With a sibling rivalry that leads only to death, a dark and intricate magic system, rich North African-inspired world-building and history, a page-turning plot, and a palpable romance, A River of Royal Blood by Amanda Joy certainly has all the elements for a great story. Reading this book was enjoyable and definitely enthralling! At the end of the book, I was left wanting more.
My thoughts on A River of Royal Blood
“Even if I had to become the wicked girl of my nightmares, a maelstrom of marrow and blood, I would do whatever it took to stay alive.”
A River of Royal Blood follows Princess Eva who is born with the magick of marrow and blood. Though she hates this magick, she must learn how to use it if she wants to live and ascend to the throne, because Queens of Myre are chosen only through the Rival Heir tradition, a tradition where sisters fight to death. The thing is, before the tradition can even start, someone tries to kill Eva. Believing that it was her sister behind the attack, she decides to try and learn her magick if she truly wants to survive. Looking for a decent mentor is hard though, since her magick is rare and hasn’t been seen since the first ever Queen of Myre who had the same magick as hers. Fortunately, she finds Baccha, a powerful fey who also uses the magick of marrow and blood. And so, Eva’s journey to learning about her power and their history, and preparing for the Rival Heir tradition starts. The journey is not an easy one, though. Along the way, she encounters more assassination attempts, deaths, secrets, revelations, and a grand scheme that seems much bigger than Eva first thought of.
The characters were interesting, and it was enjoyable reading the story through Eva’s perspective. However, I do find myself wanting more of some of the characters, particularly, Eva’s sister, Isa. They didn’t talk much in the book, and although Eva’s flashbacks mostly consisted of memories with Isa, it would have been nice to see them interact in the present. I really wanted to feel and witness that sibling rivalry and how twisted and complicated their current relationship is because of the tradition. The same goes for other minor characters: Falun, Mirabel, Captain Anali, Aketo, and more.
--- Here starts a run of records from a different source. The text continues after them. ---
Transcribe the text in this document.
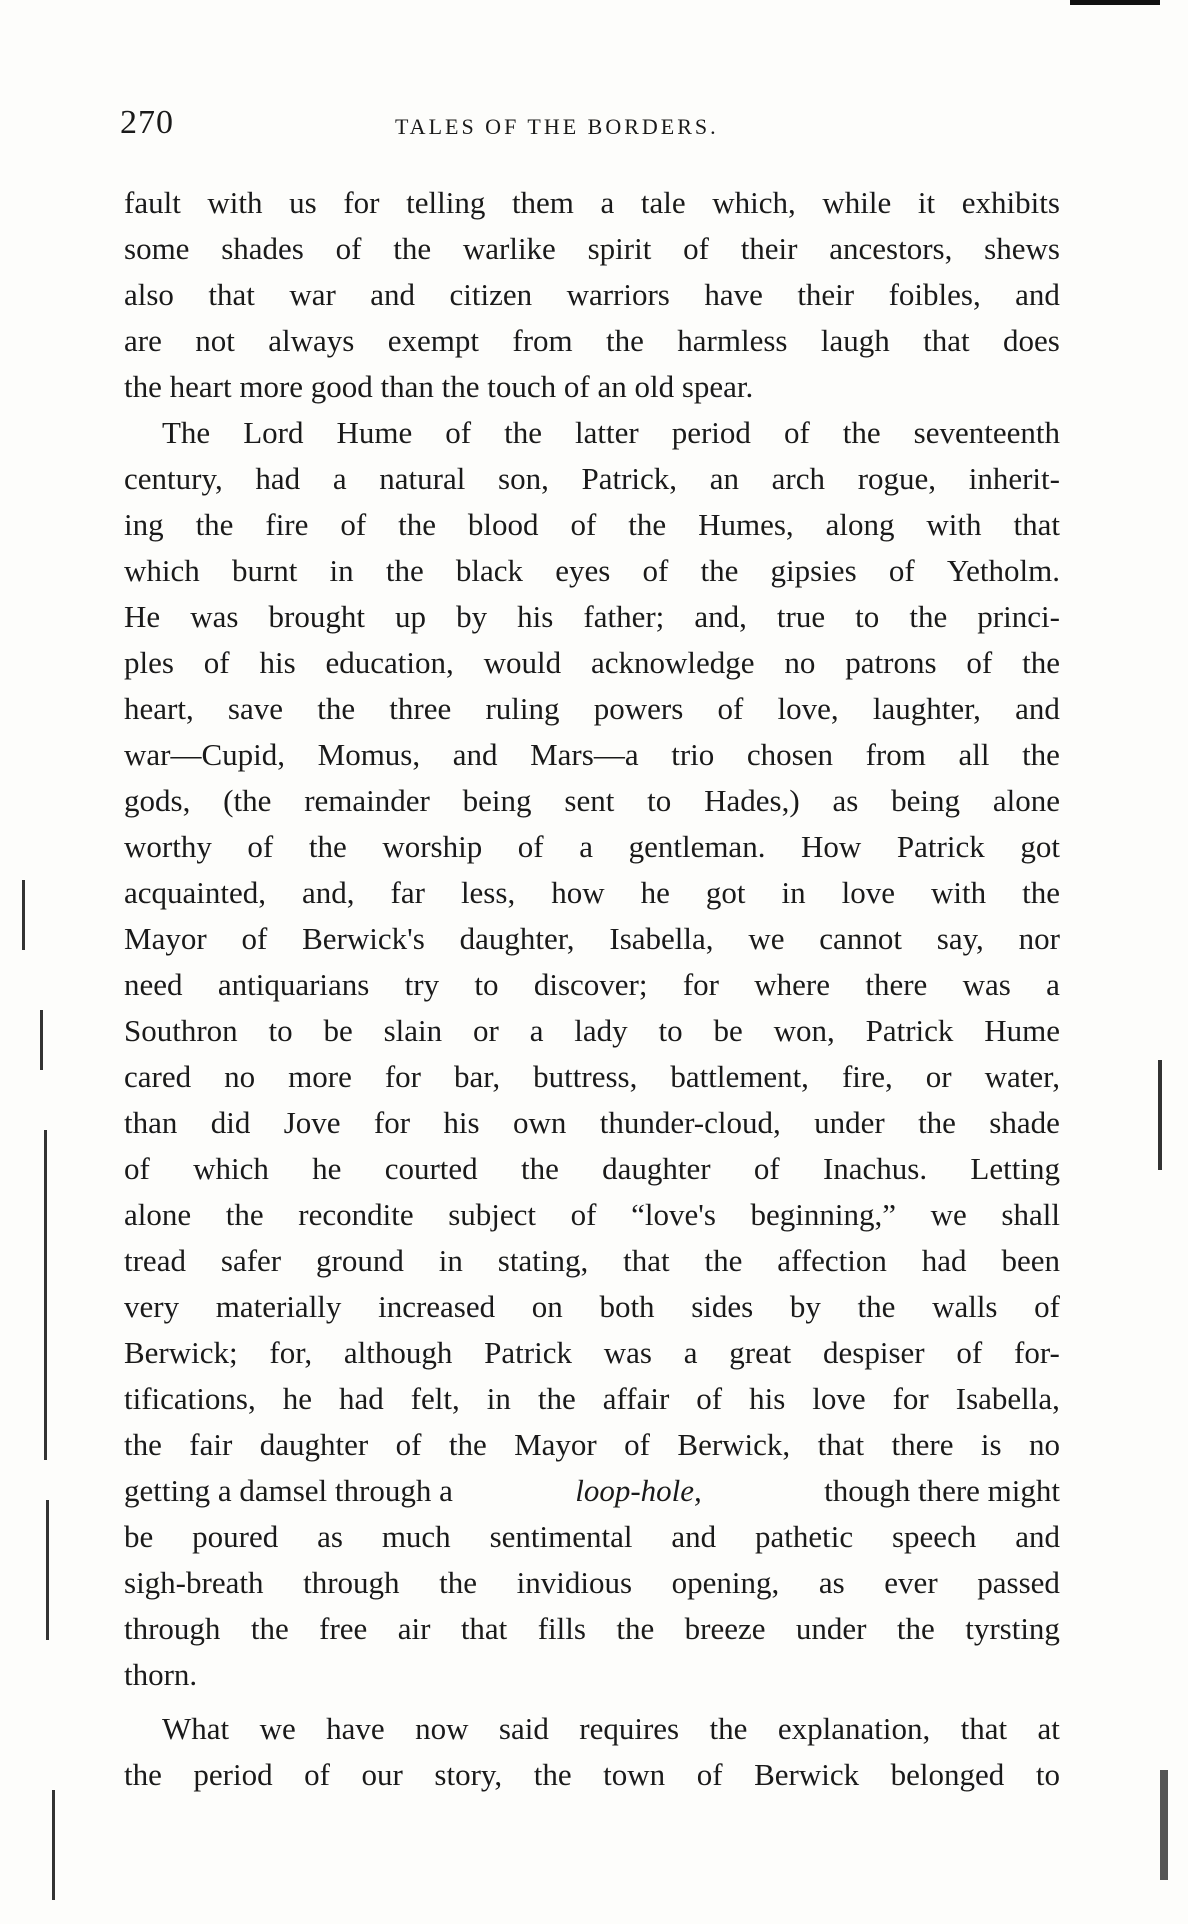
270	TALES OF THE BORDERS.
fault with us for telling them a tale which, while it exhibits
some shades of the warlike spirit of their ancestors, shews
also that war and citizen warriors have their foibles, and
are not always exempt from the harmless laugh that does
the heart more good than the touch of an old spear.
The Lord Hume of the latter period of the seventeenth
century, had a natural son, Patrick, an arch rogue, inherit-
ing the fire of the blood of the Humes, along with that
which burnt in the black eyes of the gipsies of Yetholm.
He was brought up by his father; and, true to the princi-
ples of his education, would acknowledge no patrons of the
heart, save the three ruling powers of love, laughter, and
war—Cupid, Momus, and Mars—a trio chosen from all the
gods, (the remainder being sent to Hades,) as being alone
worthy of the worship of a gentleman. How Patrick got
acquainted, and, far less, how he got in love with the
Mayor of Berwick's daughter, Isabella, we cannot say, nor
need antiquarians try to discover; for where there was a
Southron to be slain or a lady to be won, Patrick Hume
cared no more for bar, buttress, battlement, fire, or water,
than did Jove for his own thunder-cloud, under the shade
of which he courted the daughter of Inachus. Letting
alone the recondite subject of “love's beginning,” we shall
tread safer ground in stating, that the affection had been
very materially increased on both sides by the walls of
Berwick; for, although Patrick was a great despiser of for-
tifications, he had felt, in the affair of his love for Isabella,
the fair daughter of the Mayor of Berwick, that there is no
getting a damsel through a	loop-hole,	though there might
be poured as much sentimental and pathetic speech and
sigh-breath through the invidious opening, as ever passed
through the free air that fills the breeze under the tyrsting
thorn.
What we have now said requires the explanation, that at
the period of our story, the town of Berwick belonged to
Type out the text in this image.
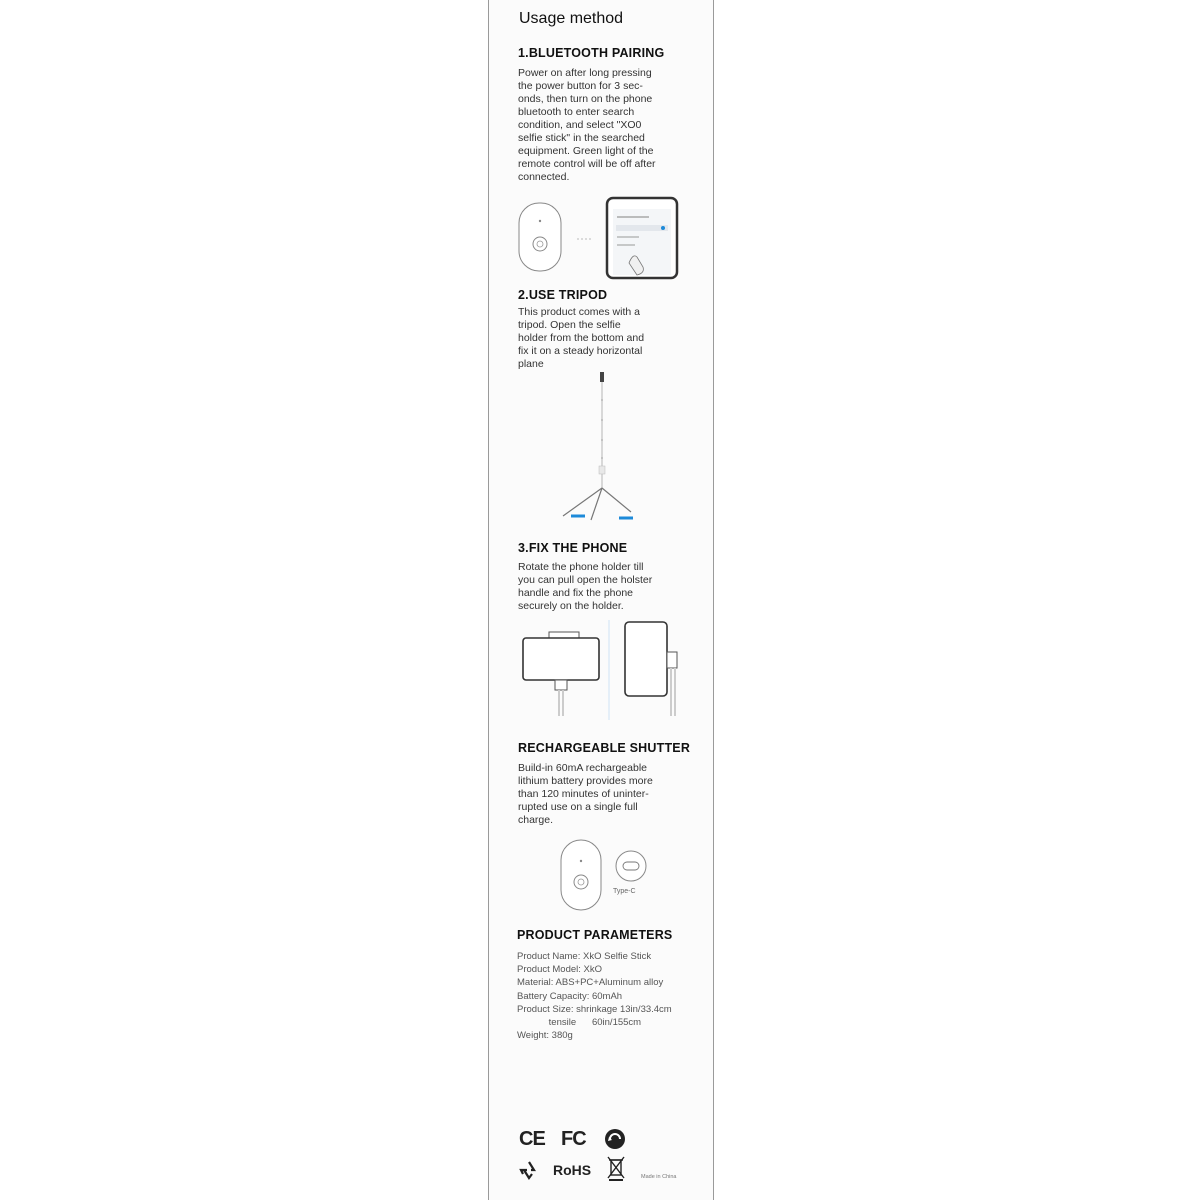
Usage method
1.BLUETOOTH PAIRING
Power on after long pressing
the power button for 3 sec-
onds, then turn on the phone
bluetooth to enter search
condition, and select "XO0
selfie stick" in the searched
equipment. Green light of the
remote control will be off after
connected.
2.USE TRIPOD
This product comes with a
tripod. Open the selfie
holder from the bottom and
fix it on a steady horizontal
plane
3.FIX THE PHONE
Rotate the phone holder till
you can pull open the holster
handle and fix the phone
securely on the holder.
RECHARGEABLE SHUTTER
Build-in 60mA rechargeable
lithium battery provides more
than 120 minutes of uninter-
rupted use on a single full
charge.
Type-C
PRODUCT PARAMETERS
Product Name: XkO Selfie Stick
Product Model: XkO
Material: ABS+PC+Aluminum alloy
Battery Capacity: 60mAh
Product Size: shrinkage 13in/33.4cm
tensile      60in/155cm
Weight: 380g
CE FC
RoHS	Made in China
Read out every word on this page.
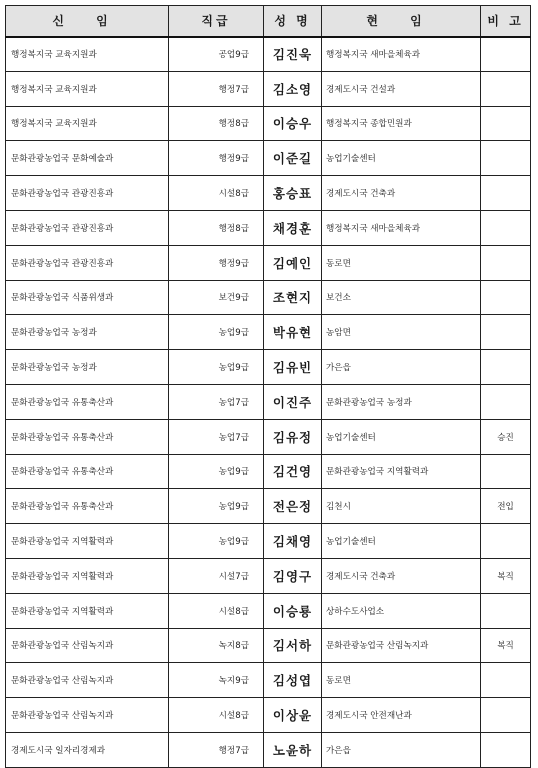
신 임	직급	성 명	현 임	비 고
행정복지국 교육지원과	공업9급	김진욱	행정복지국 새마을체육과	
행정복지국 교육지원과	행정7급	김소영	경제도시국 건설과	
행정복지국 교육지원과	행정8급	이승우	행정복지국 종합민원과	
문화관광농업국 문화예술과	행정9급	이준길	농업기술센터	
문화관광농업국 관광진흥과	시설8급	홍승표	경제도시국 건축과	
문화관광농업국 관광진흥과	행정8급	채경훈	행정복지국 새마을체육과	
문화관광농업국 관광진흥과	행정9급	김예인	동로면	
문화관광농업국 식품위생과	보건9급	조현지	보건소	
문화관광농업국 농정과	농업9급	박유현	농암면	
문화관광농업국 농정과	농업9급	김유빈	가은읍	
문화관광농업국 유통축산과	농업7급	이진주	문화관광농업국 농정과	
문화관광농업국 유통축산과	농업7급	김유정	농업기술센터	승진
문화관광농업국 유통축산과	농업9급	김건영	문화관광농업국 지역활력과	
문화관광농업국 유통축산과	농업9급	전은정	김천시	전입
문화관광농업국 지역활력과	농업9급	김채영	농업기술센터	
문화관광농업국 지역활력과	시설7급	김영구	경제도시국 건축과	복직
문화관광농업국 지역활력과	시설8급	이승룡	상하수도사업소	
문화관광농업국 산림녹지과	녹지8급	김서하	문화관광농업국 산림녹지과	복직
문화관광농업국 산림녹지과	녹지9급	김성엽	동로면	
문화관광농업국 산림녹지과	시설8급	이상윤	경제도시국 안전재난과	
경제도시국 일자리경제과	행정7급	노윤하	가은읍	
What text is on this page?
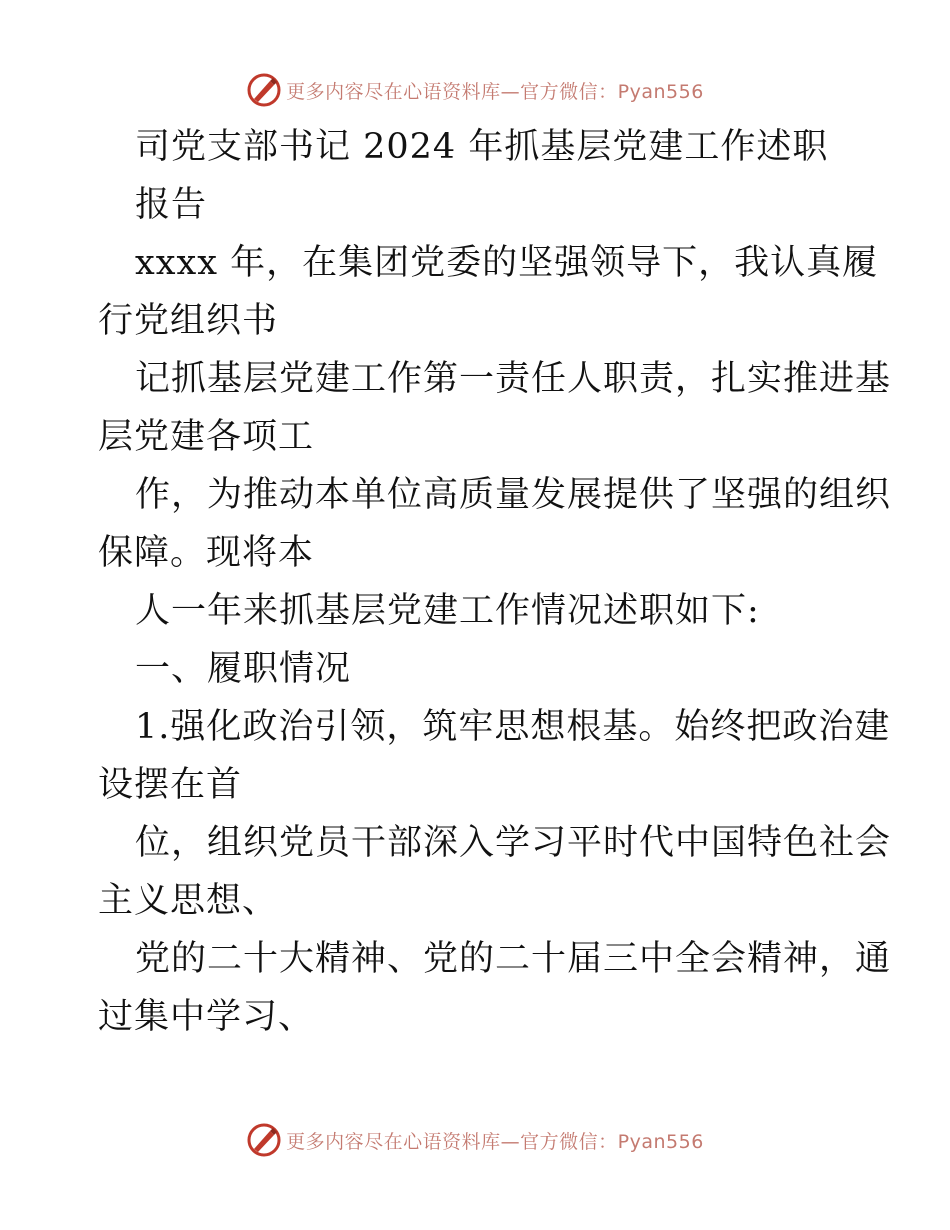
更多内容尽在心语资料库—官方微信：Pyan556
司党支部书记 2024 年抓基层党建工作述职
报告
xxxx 年，在集团党委的坚强领导下，我认真履
行党组织书
记抓基层党建工作第一责任人职责，扎实推进基
层党建各项工
作，为推动本单位高质量发展提供了坚强的组织
保障。现将本
人一年来抓基层党建工作情况述职如下:
一、履职情况
1.强化政治引领，筑牢思想根基。始终把政治建
设摆在首
位，组织党员干部深入学习平时代中国特色社会
主义思想、
党的二十大精神、党的二十届三中全会精神，通
过集中学习、
更多内容尽在心语资料库—官方微信：Pyan556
The romance had just the right amount of tension and intrigue, and although I like Aketo and his chemistry with Eva, I can’t help but feel wary of his character. There might be more to his background and his intentions and let’s hope we learn more of that in the sequel.
My absolute favourite thing about this book is the world-building. The Queendom of Myre, and the entire world of Akhimar, has such a rich culture and history that had me so invested. As readers go along the story, they find bits and pieces of the world through the places, the paintings in the palace, the different races and tribes (human, bloodkin, fey, and khimaer). I also love how the readers learn the history of their world along with Eva. As she goes through her lessons with Baccha, Baccha shares with her stories of how their world came to be, how their country was established, how the queens and the deadly tradition started, and even the start of their magic system.
Embracing oneself is a big part of the overall theme of this book, especially in Eva’s character arc. Eva detests here magick because she had witnessed just how dangerous it can be, even with her loved ones. All throughout the book, it’s been mentioned and discussed how she needs to embrace her magick of marrow and blood because it’s a part of her, not just a tool to wield or control.
The plot was definitely a page-turner. I wanted to know more about Eva and her magick, and just how she’ll survive the tradition. There were a few plot twists that I had already seen coming, and perhaps it’s because I quickly spotted several foreshadowings, so those definitely took away the shock value for me. The ending also left many questions and new mysteries, and I’m both frustrated and excited because of it. I can’t help but feel like the story could have been longer, but at the same time I’m now excited to get my hands on the sequel and continue Eva’s journey.
How about you guys? Have you read this book already? What did you think? Tell me in the comments!